Updated

Top U.S. officials said Sunday that Iran had advanced its nuclear weapons program beyond what authorities had previously believed, and they used the reports to bolster the American case that Iraq must be disarmed.

Time magazine reported Sunday that a nuclear power facility at Natanz in Iran is closer to enriching uranium than previously thought. The magazine reported that the plant has hundreds of gas centrifuges ready to produce enriched uranium that could be used in advanced nuclear weapons.

"We have seen this week Iran has got a more aggressive nuclear program than the [International Atomic Energy Agency] thought it had," Secretary of State Colin Powell said in a televised interview.

"Here we suddenly discover that Iran is much further along, with a far more robust nuclear weapons development program than anyone said it had," Powell said. "It shows you how a determined nation that has the intent to develop a nuclear weapon can keep that development process secret from inspectors and outsiders, if they really are determined to do it, and we know that Saddam Hussein has not lost his intent."

Powell did not answer directly when asked how close Iran is to building a bomb.

Israel destroyed an Iraqi nuclear plant in 1981, and is deeply alarmed by the development in Iran, Time reported.

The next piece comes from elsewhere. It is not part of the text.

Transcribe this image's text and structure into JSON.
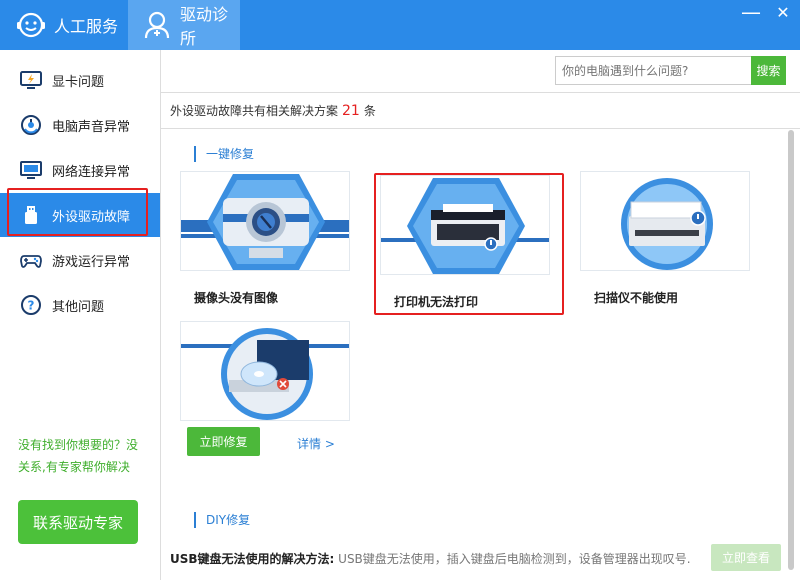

National security adviser Condoleezza Rice sidestepped a question about whether Israel would be justified in attacking the Iranian plant.

"I'm not going to speculate on what might be the right thing here," Rice said. "What is the right thing is for the international community to get serious about the problems of proliferation, to recognize that there are states that are determined to try and acquire weapons of mass destruction, to deny them the means."